Aolib.comFragment of Photochrom print of the front of Neuschwanstein Castle, Bavaria, Germany (ca. 1897)

Bethink Yourselves! »

By graf Leo Tolstoy

But this is not what is said and felt by any man who understands the destination of his life–i.e. by any religious man. Such a man is guided in his activity not by the presumed consequences of his action, but by the consciousness of the destination of his life. A factory workman goes to his factory and in it accomplishes the work which is allotted him without considering what will be the consequences of his labor. In the same way a soldier acts, carrying out the will of his commanders. So acts a religious man in fulfilling the work prescribed to him by God, without arguing as to what precisely will come of that work. Therefore for a religious man there is no question as to whether many or few men act as he does, or of what may happen to him if he does that which he should do. He knows that besides life and death nothing can happen, and that life and death are in the hands of God whom he obeys.
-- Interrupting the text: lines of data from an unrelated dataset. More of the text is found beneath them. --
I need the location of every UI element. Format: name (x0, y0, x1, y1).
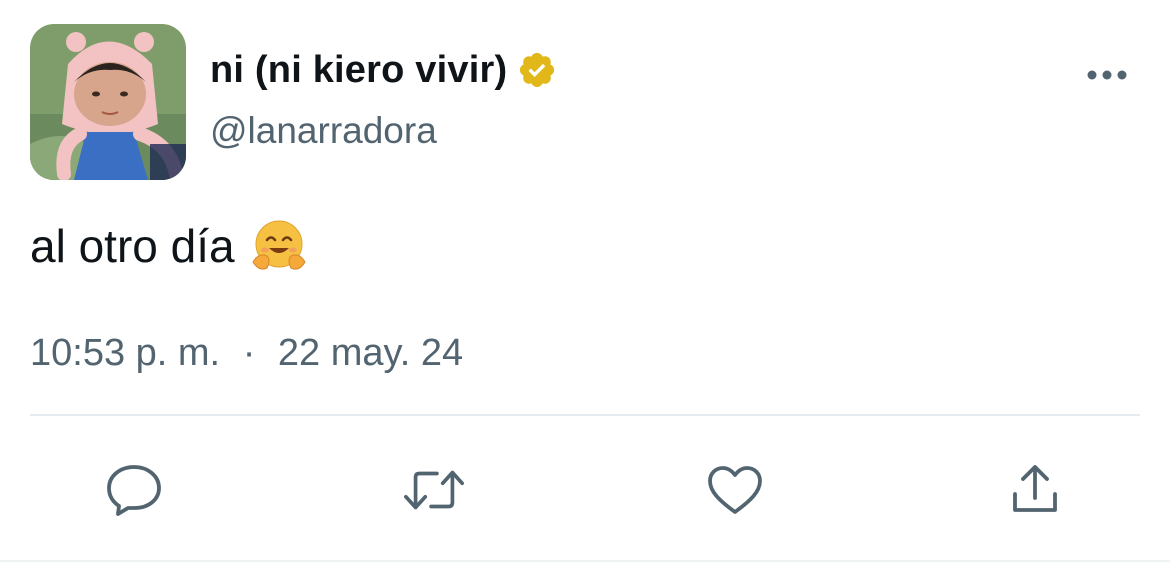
share-button[interactable] (1003, 458, 1067, 522)
tweet-date: 22 may. 24 (277, 332, 464, 374)
avatar[interactable] (30, 24, 186, 180)
more-options-button[interactable] (1082, 60, 1132, 90)
tweet-detail: ni (ni kiero vivir) @lanarradora al otro… (0, 0, 1170, 579)
avatar-image (30, 24, 186, 180)
tweet-time: 10:53 p. m. (30, 332, 221, 374)
display-name[interactable]: ni (ni kiero vivir) (210, 49, 507, 92)
tweet-text: al otro día (30, 220, 235, 272)
share-icon (1013, 465, 1057, 512)
more-dots-icon (1087, 70, 1127, 80)
reply-button[interactable] (102, 458, 166, 522)
reply-icon (107, 465, 161, 516)
gold-verified-badge-icon (517, 50, 557, 90)
divider (30, 414, 1140, 416)
bottom-divider (0, 560, 1170, 562)
tweet-timestamp[interactable]: 10:53 p. m. · 22 may. 24 (30, 332, 463, 375)
like-button[interactable] (703, 458, 767, 522)
display-name-row: ni (ni kiero vivir) (210, 44, 557, 96)
timestamp-separator: · (242, 332, 256, 374)
user-handle[interactable]: @lanarradora (210, 110, 437, 152)
tweet-text-row: al otro día (30, 218, 307, 274)
retweet-icon (404, 470, 464, 510)
heart-icon (708, 466, 762, 514)
hugging-face-emoji (251, 218, 307, 274)
retweet-button[interactable] (402, 458, 466, 522)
A religious man acts thus and not otherwise, not because he desires to act thus, nor because it is advantageous to himself or to other men, but because, believing that his life is in the hands of God, he cannot act otherwise.

In this lies the distinction of the activity of religious men; and therefore it is that the salvation of men from the calamities which they inflict upon themselves can be realized only in that degree in which they are guided in their lives, not by advantage nor arguments, but by religious consciousness.
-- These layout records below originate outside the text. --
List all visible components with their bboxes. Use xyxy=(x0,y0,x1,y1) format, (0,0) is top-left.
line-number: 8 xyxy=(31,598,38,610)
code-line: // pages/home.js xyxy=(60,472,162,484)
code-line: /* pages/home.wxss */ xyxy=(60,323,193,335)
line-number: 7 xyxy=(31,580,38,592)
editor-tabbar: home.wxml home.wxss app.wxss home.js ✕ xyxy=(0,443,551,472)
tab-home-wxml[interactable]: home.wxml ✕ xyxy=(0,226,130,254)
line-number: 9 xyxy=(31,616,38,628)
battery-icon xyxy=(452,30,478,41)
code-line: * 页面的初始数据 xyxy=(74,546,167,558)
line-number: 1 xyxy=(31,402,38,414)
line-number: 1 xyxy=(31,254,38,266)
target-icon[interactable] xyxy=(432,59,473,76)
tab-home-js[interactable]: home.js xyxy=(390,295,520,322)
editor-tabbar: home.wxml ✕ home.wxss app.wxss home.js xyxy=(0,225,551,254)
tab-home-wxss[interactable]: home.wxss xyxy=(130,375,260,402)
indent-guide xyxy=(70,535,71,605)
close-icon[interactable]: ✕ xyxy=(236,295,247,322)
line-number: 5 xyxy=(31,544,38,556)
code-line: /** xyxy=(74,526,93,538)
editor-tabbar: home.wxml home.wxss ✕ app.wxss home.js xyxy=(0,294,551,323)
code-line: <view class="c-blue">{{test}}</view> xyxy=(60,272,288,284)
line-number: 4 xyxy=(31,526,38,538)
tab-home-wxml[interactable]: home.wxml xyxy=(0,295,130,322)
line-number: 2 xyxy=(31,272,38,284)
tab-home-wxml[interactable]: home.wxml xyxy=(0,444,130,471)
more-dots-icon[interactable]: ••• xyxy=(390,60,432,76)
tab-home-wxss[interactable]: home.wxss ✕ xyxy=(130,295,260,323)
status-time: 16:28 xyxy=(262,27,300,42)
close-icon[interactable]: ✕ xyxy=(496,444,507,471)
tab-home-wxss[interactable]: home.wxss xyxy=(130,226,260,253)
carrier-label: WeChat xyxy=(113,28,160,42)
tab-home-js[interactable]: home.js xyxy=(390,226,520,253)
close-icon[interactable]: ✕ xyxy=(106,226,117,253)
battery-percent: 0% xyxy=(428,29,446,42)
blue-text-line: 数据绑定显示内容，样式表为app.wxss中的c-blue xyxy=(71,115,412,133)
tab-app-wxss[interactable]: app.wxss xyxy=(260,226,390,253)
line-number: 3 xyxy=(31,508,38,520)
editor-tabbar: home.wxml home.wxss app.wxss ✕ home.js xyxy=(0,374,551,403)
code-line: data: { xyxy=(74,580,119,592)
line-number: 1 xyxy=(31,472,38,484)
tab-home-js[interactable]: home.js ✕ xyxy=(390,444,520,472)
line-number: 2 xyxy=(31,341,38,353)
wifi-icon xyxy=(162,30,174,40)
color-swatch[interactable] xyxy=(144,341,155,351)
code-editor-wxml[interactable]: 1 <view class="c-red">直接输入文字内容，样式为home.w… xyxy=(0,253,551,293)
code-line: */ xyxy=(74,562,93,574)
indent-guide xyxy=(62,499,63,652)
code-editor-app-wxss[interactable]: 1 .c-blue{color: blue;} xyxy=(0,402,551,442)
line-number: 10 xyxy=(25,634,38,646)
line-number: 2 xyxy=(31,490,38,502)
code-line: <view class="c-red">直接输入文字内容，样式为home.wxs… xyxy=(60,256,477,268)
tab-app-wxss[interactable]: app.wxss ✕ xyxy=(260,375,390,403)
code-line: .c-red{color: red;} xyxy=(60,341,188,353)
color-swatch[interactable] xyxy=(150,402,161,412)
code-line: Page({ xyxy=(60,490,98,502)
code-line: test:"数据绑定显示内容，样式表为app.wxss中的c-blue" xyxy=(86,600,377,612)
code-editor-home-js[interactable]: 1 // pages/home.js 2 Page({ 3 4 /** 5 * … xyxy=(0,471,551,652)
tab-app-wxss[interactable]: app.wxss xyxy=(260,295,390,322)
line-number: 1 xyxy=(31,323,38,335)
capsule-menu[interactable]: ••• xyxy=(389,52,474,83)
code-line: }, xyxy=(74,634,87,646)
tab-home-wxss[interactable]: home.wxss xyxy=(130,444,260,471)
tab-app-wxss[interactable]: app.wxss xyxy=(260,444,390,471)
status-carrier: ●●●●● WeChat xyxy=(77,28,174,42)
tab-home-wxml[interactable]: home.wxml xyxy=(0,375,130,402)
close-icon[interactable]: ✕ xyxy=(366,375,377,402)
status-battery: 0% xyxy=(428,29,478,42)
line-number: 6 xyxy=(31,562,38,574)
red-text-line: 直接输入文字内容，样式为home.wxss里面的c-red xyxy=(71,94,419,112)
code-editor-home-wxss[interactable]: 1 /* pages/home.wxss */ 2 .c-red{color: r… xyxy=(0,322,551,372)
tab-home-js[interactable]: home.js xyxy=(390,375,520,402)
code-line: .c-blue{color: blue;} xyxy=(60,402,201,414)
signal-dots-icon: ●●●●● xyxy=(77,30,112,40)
“But how about the enemies that attack us?”

“Love your enemies, and ye will have none,” is said in the teaching of the Twelve Apostles. This answer is not merely words, as those may imagine who are accustomed to think that the recommendation of love to one’s enemies is something hyperbolical, and signifies not that which expressed, but something else. This answer is the indication of a very clear and definite activity, and of its consequences.

To love one’s enemies–the Japanese, the Chinese, those yellow people toward whom benighted men are now endeavoring to excite our hatred–to love them means not to kill them for the purpose of having the right of poisoning them with opium, as did the English; not to kill them in order to seize their land, as was done by the French, the Russians, and the Germans; not to bury them alive in punishment for injuring roads, not to tie them together by their hair, not to drown them in their river Amur, as did the Russians.

“A disciple is not above his master.... It is enough for a disciple that he be as his master.”

To love the yellow people, whom we call our foes, means, not to teach them under the name of Christianity absurd superstitions about the fall of man, redemption, resurrection, etc., not to teach them the art of deceiving and killing others, but to teach them justice, unselfishness, compassion, love–and that not by words, but by the example of our own good life. And what have we been doing to them, and are still doing?

If we did indeed love our enemies, if even now we began to love our enemies, the Japanese, we would have no enemy.

Therefore, however strange it may appear to those occupied with military plans, preparations, diplomatic considerations, administrative, financial, economical measures, revolutionary, socialistic propaganda, and various unnecessary sciences, by which they think to save mankind from its calamities, the deliverance of man, not only from the calamities of war, but also from all the calamities which men inflict upon themselves, will take place not through emperors or kings instituting peace alliances, not through those who would dethrone emperors, kings, or restrain them by constitutions, or substitute republics for monarchies, not by peace conferences, not by the realization of socialistic programmes, not by victories or defeats on land or sea, not by libraries or universities, nor by those futile mental exercises which are now called science; but only by there being more and more of those simple men who, like the Dukhobors, Drojjin, Olkhovik, in Russia, the Nazarenes in Austria, Condatier in France, Tervey in Holland, and others, having placed as their object not external alterations of life, but the closest fulfilment in themselves of the will of Him who has sent them into life, will direct all their powers to this realization. Only such people realizing the Kingdom of God in themselves, in their souls, will establish, without directly aiming at this purpose, that external Kingdom of God which every human soul is longing for.